Alginate is a huge feedstock in the ocean and can be transformed into biofuel molecules. The degraded product of Alginate, DEH, is easier to be converted using the industrial process because of its less viscosity in water solution than alginate. The enzymes characterized could be helpful for alginate degradation to produce biofuels. The authors should address some minor points before the acceptance.
- As AlyFRA and AlyFRB are endo- and exo- lyases and give different product profiles, the authors should add the background of different types of lyases in the introduction section at Line 40.
- Line 70 to 71. Ni affinity chromatography was used to purify the his-tagged AlyFRA and AlyFRB but not to remove the tag itself, based on the content in the Method section.
- Did the author characterize the products in the reactions using AlyFRA only or AlyFRB only, using LC-MS? What are the products in these reactions?
- The authors conducted the reactions at pH7.5 at 25oC. Did the authors optimize the reaction conditions regarding different pH and temperature?
Author Response
We are grateful to reviewer #3 for their comments and useful suggestions that have helped us to improve our paper considerably. As indicated in the responses that follow, we have taken all these comments and suggestion into account while revising the manuscript.
- From line 40, not only AlyFRA and AlyFRB, but also alginate-utilizing microorganisms express endo- and exo-type alginate lyases, degrading alginate to unsaturated uronic acid monosaccharides. Subsequently, its pyranose ring is enzymatically or non-enzymatically cleaved to produce 4-deoxy-L-erythro-5-hexoseulose uronic acid (DEH) (Ref. 3-5). The cleavage manner of AlyFRA and AlyFRB is described on line 45.

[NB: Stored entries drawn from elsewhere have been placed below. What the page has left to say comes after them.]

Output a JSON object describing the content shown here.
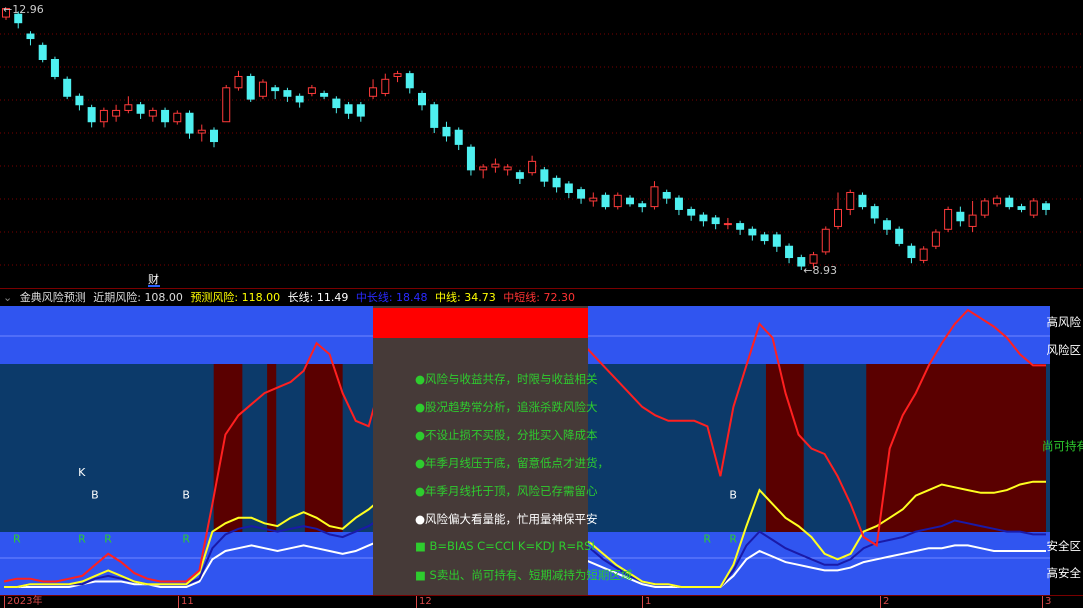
{
  "main": {
    "high_label": "12.96",
    "low_label": "8.93",
    "marker_label": "财",
    "candles": [
      [
        12.8,
        12.95,
        12.96,
        12.75
      ],
      [
        12.85,
        12.7,
        12.9,
        12.6
      ],
      [
        12.5,
        12.42,
        12.55,
        12.3
      ],
      [
        12.3,
        12.05,
        12.35,
        12.0
      ],
      [
        12.05,
        11.75,
        12.1,
        11.7
      ],
      [
        11.7,
        11.4,
        11.75,
        11.35
      ],
      [
        11.4,
        11.25,
        11.45,
        11.15
      ],
      [
        11.2,
        10.95,
        11.25,
        10.85
      ],
      [
        10.95,
        11.15,
        11.2,
        10.85
      ],
      [
        11.05,
        11.15,
        11.25,
        10.95
      ],
      [
        11.15,
        11.25,
        11.4,
        11.1
      ],
      [
        11.25,
        11.1,
        11.3,
        11.0
      ],
      [
        11.05,
        11.15,
        11.2,
        10.95
      ],
      [
        11.15,
        10.95,
        11.2,
        10.85
      ],
      [
        10.95,
        11.1,
        11.15,
        10.9
      ],
      [
        11.1,
        10.75,
        11.15,
        10.65
      ],
      [
        10.75,
        10.8,
        10.9,
        10.6
      ],
      [
        10.8,
        10.6,
        10.85,
        10.5
      ],
      [
        10.95,
        11.55,
        11.6,
        10.95
      ],
      [
        11.55,
        11.75,
        11.85,
        11.5
      ],
      [
        11.75,
        11.35,
        11.8,
        11.3
      ],
      [
        11.4,
        11.65,
        11.7,
        11.35
      ],
      [
        11.55,
        11.5,
        11.6,
        11.35
      ],
      [
        11.5,
        11.4,
        11.55,
        11.3
      ],
      [
        11.4,
        11.3,
        11.45,
        11.2
      ],
      [
        11.45,
        11.55,
        11.6,
        11.4
      ],
      [
        11.45,
        11.4,
        11.5,
        11.35
      ],
      [
        11.35,
        11.2,
        11.4,
        11.1
      ],
      [
        11.25,
        11.1,
        11.3,
        11.0
      ],
      [
        11.25,
        11.05,
        11.3,
        10.95
      ],
      [
        11.4,
        11.55,
        11.7,
        11.35
      ],
      [
        11.45,
        11.7,
        11.8,
        11.4
      ],
      [
        11.75,
        11.8,
        11.85,
        11.65
      ],
      [
        11.8,
        11.55,
        11.85,
        11.45
      ],
      [
        11.45,
        11.25,
        11.5,
        11.15
      ],
      [
        11.25,
        10.85,
        11.3,
        10.75
      ],
      [
        10.85,
        10.7,
        10.95,
        10.6
      ],
      [
        10.8,
        10.55,
        10.85,
        10.45
      ],
      [
        10.5,
        10.1,
        10.55,
        10.0
      ],
      [
        10.1,
        10.15,
        10.2,
        9.95
      ],
      [
        10.15,
        10.2,
        10.3,
        10.05
      ],
      [
        10.1,
        10.15,
        10.2,
        10.0
      ],
      [
        10.05,
        9.95,
        10.1,
        9.85
      ],
      [
        10.05,
        10.25,
        10.35,
        10.0
      ],
      [
        10.1,
        9.9,
        10.15,
        9.8
      ],
      [
        9.95,
        9.8,
        10.0,
        9.7
      ],
      [
        9.85,
        9.7,
        9.9,
        9.6
      ],
      [
        9.75,
        9.6,
        9.8,
        9.5
      ],
      [
        9.55,
        9.6,
        9.7,
        9.45
      ],
      [
        9.65,
        9.45,
        9.7,
        9.4
      ],
      [
        9.45,
        9.65,
        9.7,
        9.4
      ],
      [
        9.6,
        9.5,
        9.65,
        9.45
      ],
      [
        9.5,
        9.45,
        9.55,
        9.35
      ],
      [
        9.45,
        9.8,
        9.9,
        9.4
      ],
      [
        9.7,
        9.6,
        9.75,
        9.5
      ],
      [
        9.6,
        9.4,
        9.65,
        9.3
      ],
      [
        9.4,
        9.3,
        9.45,
        9.2
      ],
      [
        9.3,
        9.2,
        9.35,
        9.1
      ],
      [
        9.25,
        9.15,
        9.3,
        9.05
      ],
      [
        9.15,
        9.15,
        9.25,
        9.05
      ],
      [
        9.15,
        9.05,
        9.2,
        8.95
      ],
      [
        9.05,
        8.95,
        9.1,
        8.85
      ],
      [
        8.95,
        8.85,
        9.0,
        8.78
      ],
      [
        8.95,
        8.75,
        9.0,
        8.65
      ],
      [
        8.75,
        8.55,
        8.8,
        8.45
      ],
      [
        8.55,
        8.4,
        8.6,
        8.33
      ],
      [
        8.45,
        8.6,
        8.65,
        8.35
      ],
      [
        8.65,
        9.05,
        9.1,
        8.6
      ],
      [
        9.1,
        9.4,
        9.7,
        9.05
      ],
      [
        9.4,
        9.7,
        9.75,
        9.3
      ],
      [
        9.65,
        9.45,
        9.7,
        9.4
      ],
      [
        9.45,
        9.25,
        9.5,
        9.15
      ],
      [
        9.2,
        9.05,
        9.25,
        8.95
      ],
      [
        9.05,
        8.8,
        9.1,
        8.75
      ],
      [
        8.75,
        8.55,
        8.8,
        8.45
      ],
      [
        8.5,
        8.7,
        8.75,
        8.45
      ],
      [
        8.75,
        9.0,
        9.05,
        8.7
      ],
      [
        9.05,
        9.4,
        9.45,
        9.0
      ],
      [
        9.35,
        9.2,
        9.45,
        9.1
      ],
      [
        9.1,
        9.3,
        9.55,
        9.0
      ],
      [
        9.3,
        9.55,
        9.6,
        9.25
      ],
      [
        9.5,
        9.6,
        9.65,
        9.45
      ],
      [
        9.6,
        9.45,
        9.65,
        9.4
      ],
      [
        9.45,
        9.4,
        9.5,
        9.35
      ],
      [
        9.3,
        9.55,
        9.6,
        9.25
      ],
      [
        9.5,
        9.4,
        9.55,
        9.3
      ]
    ]
  },
  "info_bar": {
    "title": "金典风险预测",
    "recent_risk_label": "近期风险:",
    "recent_risk_value": "108.00",
    "forecast_risk": "预测风险: 118.00",
    "long_line": "长线: 11.49",
    "mid_long_line": "中长线: 18.48",
    "mid_line": "中线: 34.73",
    "mid_short_line": "中短线: 72.30"
  },
  "indicator": {
    "zones": [
      "高风险",
      "风险区",
      "尚可持有",
      "安全区",
      "高安全"
    ],
    "tips": [
      "●风险与收益共存，时限与收益相关",
      "●股况趋势常分析，追涨杀跌风险大",
      "●不设止损不买股，分批买入降成本",
      "●年季月线压于底，留意低点才进货，",
      "●年季月线托于顶，风险已存需留心",
      "●风险偏大看量能，忙用量神保平安",
      "■ B=BIAS C=CCI K=KDJ R=RSI",
      "■ S卖出、尚可持有、短期减持为短期区域"
    ],
    "signals": [
      {
        "i": 1,
        "text": "R",
        "color": "#2ecc2e",
        "level": 16
      },
      {
        "i": 6,
        "text": "K",
        "color": "#ffffff",
        "level": 40
      },
      {
        "i": 7,
        "text": "B",
        "color": "#ffffff",
        "level": 32
      },
      {
        "i": 6,
        "text": "R",
        "color": "#2ecc2e",
        "level": 16
      },
      {
        "i": 8,
        "text": "R",
        "color": "#2ecc2e",
        "level": 16
      },
      {
        "i": 14,
        "text": "B",
        "color": "#ffffff",
        "level": 32
      },
      {
        "i": 14,
        "text": "R",
        "color": "#2ecc2e",
        "level": 16
      },
      {
        "i": 56,
        "text": "B",
        "color": "#ffffff",
        "level": 32
      },
      {
        "i": 54,
        "text": "R",
        "color": "#2ecc2e",
        "level": 16
      },
      {
        "i": 56,
        "text": "R",
        "color": "#2ecc2e",
        "level": 16
      }
    ],
    "red_line": [
      2,
      3,
      3,
      2,
      2,
      3,
      4,
      8,
      12,
      9,
      5,
      3,
      2,
      2,
      2,
      6,
      30,
      55,
      62,
      66,
      70,
      72,
      74,
      78,
      88,
      84,
      70,
      60,
      58,
      75,
      88,
      96,
      97,
      92,
      88,
      86,
      84,
      84,
      84,
      84,
      84,
      84,
      84,
      84,
      90,
      85,
      80,
      75,
      70,
      65,
      62,
      60,
      60,
      60,
      58,
      40,
      65,
      80,
      95,
      90,
      70,
      55,
      50,
      48,
      40,
      30,
      18,
      15,
      50,
      62,
      70,
      80,
      88,
      95,
      100,
      97,
      94,
      90,
      84,
      80,
      80
    ],
    "yellow_line": [
      0,
      0,
      1,
      1,
      1,
      1,
      2,
      4,
      6,
      4,
      2,
      1,
      1,
      1,
      1,
      5,
      20,
      23,
      25,
      25,
      23,
      22,
      25,
      27,
      25,
      22,
      21,
      25,
      28,
      32,
      25,
      20,
      20,
      20,
      20,
      20,
      20,
      20,
      20,
      20,
      20,
      20,
      20,
      20,
      18,
      16,
      12,
      8,
      5,
      2,
      1,
      1,
      0,
      0,
      0,
      0,
      8,
      22,
      35,
      30,
      25,
      22,
      18,
      12,
      10,
      12,
      20,
      22,
      25,
      28,
      33,
      35,
      37,
      36,
      35,
      34,
      34,
      35,
      37,
      38,
      38
    ],
    "blue_line": [
      0,
      0,
      1,
      1,
      1,
      1,
      1,
      3,
      4,
      3,
      2,
      1,
      1,
      1,
      1,
      3,
      14,
      19,
      21,
      22,
      21,
      20,
      21,
      22,
      21,
      19,
      18,
      20,
      22,
      25,
      21,
      18,
      18,
      18,
      18,
      18,
      18,
      18,
      18,
      18,
      18,
      18,
      18,
      18,
      16,
      14,
      10,
      7,
      4,
      2,
      1,
      1,
      0,
      0,
      0,
      0,
      6,
      15,
      20,
      17,
      14,
      12,
      10,
      8,
      8,
      10,
      14,
      16,
      17,
      18,
      20,
      21,
      22,
      24,
      23,
      22,
      21,
      20,
      20,
      19,
      19
    ],
    "white_line": [
      0,
      0,
      0,
      0,
      0,
      0,
      1,
      2,
      2,
      2,
      1,
      1,
      0,
      0,
      0,
      2,
      10,
      13,
      14,
      15,
      14,
      13,
      14,
      15,
      14,
      13,
      12,
      13,
      15,
      17,
      15,
      13,
      13,
      13,
      13,
      13,
      13,
      13,
      13,
      13,
      13,
      13,
      13,
      13,
      11,
      9,
      7,
      5,
      3,
      1,
      0,
      0,
      0,
      0,
      0,
      0,
      4,
      10,
      13,
      11,
      9,
      8,
      7,
      6,
      6,
      7,
      9,
      10,
      11,
      12,
      13,
      14,
      14,
      15,
      15,
      14,
      13,
      13,
      13,
      13,
      13
    ]
  },
  "axis": {
    "labels": [
      "2023年",
      "11",
      "12",
      "1",
      "2",
      "3"
    ]
  },
  "colors": {
    "up": "#ff3b3b",
    "down": "#4ff0f0",
    "risk_band": "#3055f0",
    "dark_band": "#0c3a6a",
    "maroon": "#5a0000",
    "overlay": "#463a38",
    "red_block": "#ff0000"
  }
}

- We did not remove His-tag from these because they had no effect on activity in previous study (Ref. 7). We have added the following sentences to the manuscript. Each recombinant protein was used with the His-tag attached. (Page 6, lines 204-205)
- When only AlyFRB was used, the product was proven by LC/MS analysis to be DEH (Ref. 19). When only AlyFRA was used, LC/MS analysis was not performed because the products were alginate oligosaccharides (Figure 2 (a)).
- We did not perform the experiment at a different pH because previous study showed that the optimum pH was pH 7.5 (Ref. 19). Since the optimum temperature was 25-35°C, the experiment was conducted at 25°C to allow the enzyme reaction to take place over a longer period of time.
Round 2
Reviewer 2 Report
Thank you for the explanations. With statistical significance, it was meant to include P values and Hypothesis testing.